Portrait / L'assemblée générale du syndicat caprin est chaque année l'occasion de faire un zoom sur de nouveaux installés. 

Les jeunes installés du Grand Veymont

A 50 ans ans, ils ont tout lâché pour élever des chèvres. En 2018, après de belles carrières au sein de MFR, Anne-Laure et Gilles Apeloig ont repris la ferme du Grand Veymont, à Gresse-en-Vercors. Ils en éprouvent aujourd'hui « une très grande satisfaction ». C'est en tout cas comme cela qu'ils ont présenté le bilan de leur installation.
Pour que ça marche, conseille Gilles en vieux briscard, « le projet, il faut le prendre à l'envers ». Autrement dit se poser la question des débouchés et bâtir toute la logique économique à partir de là. Motivé par la vente directe, le couple a commencé par chercher une ferme en zone touristique, histoire d'écouler facilement la production. Ils sont tombés sur la ferme du Grand Veymont, une belle exploitation assortie de deux gîtes et d'un camping à la ferme. Après plusieurs mois de travaux et la constitution du cheptel, ils se sont lancés dans la production de fromages en agriculture biologique.
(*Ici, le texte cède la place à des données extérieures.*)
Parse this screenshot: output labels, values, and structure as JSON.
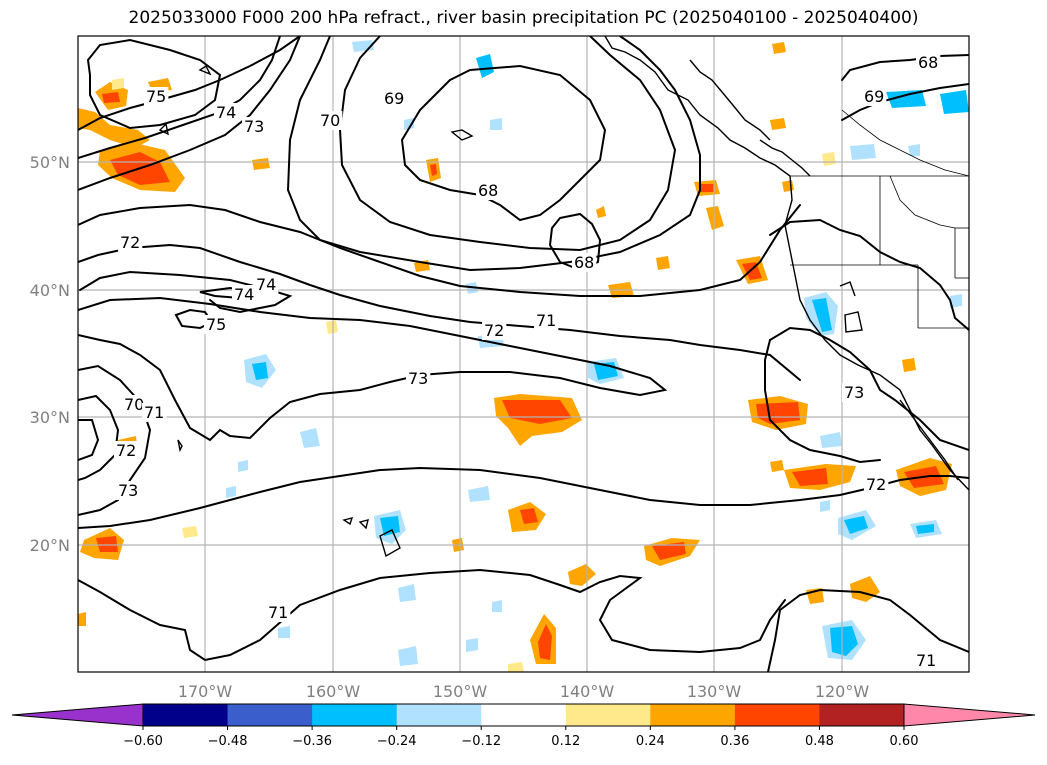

Menant de front l'élevage de 50 chèvres, dont le lait est intégralement transformé, l'accueil touristique et pédagogique, les deux "jeunes" installés se sont très vite intégrés dans le village. « Quand nous avons démarré la fromagerie, nous avons donné beaucoup de fromages pour les fêtes du village, les manifestations, raconte Gilles Apeloig. Comme les gens les ont trouvés bons, le bouche-à-oreille a bien fonctionné. » Et le magasin à la ferme aussi. « Durant la saison touristique, nous avons entre 30 et 40 personnes tous les soirs qui s'installent dans la salle de traite. La visite est payante, on explique comment on travaille, on fait goûter les fromages et ensuite les gens passent au magasin. »
Avec le recul de deux ans d'exercice, le bilan est plus qu'honorable : la production représente environ 50 % du chiffre d'affaires, l'accueil pédagogique 15% et l'accueil touristique 35%. Situé à 45 km de Grenoble, les Apeloig ont du monde toute l'année, notamment les « réfugiés climatiques » de l'été. Et comme ils ont dirigé des MFR durant plusieurs décennies, ils sont passés maîtres dans l'organisation. Ce qui leur a même permis de partir en vacances la première année. Leur projet pour 2020 ? « Développer la polyvalence », répond Gilles sans hésiter. Sans doute pour éviter de devenir chèvre soi-même.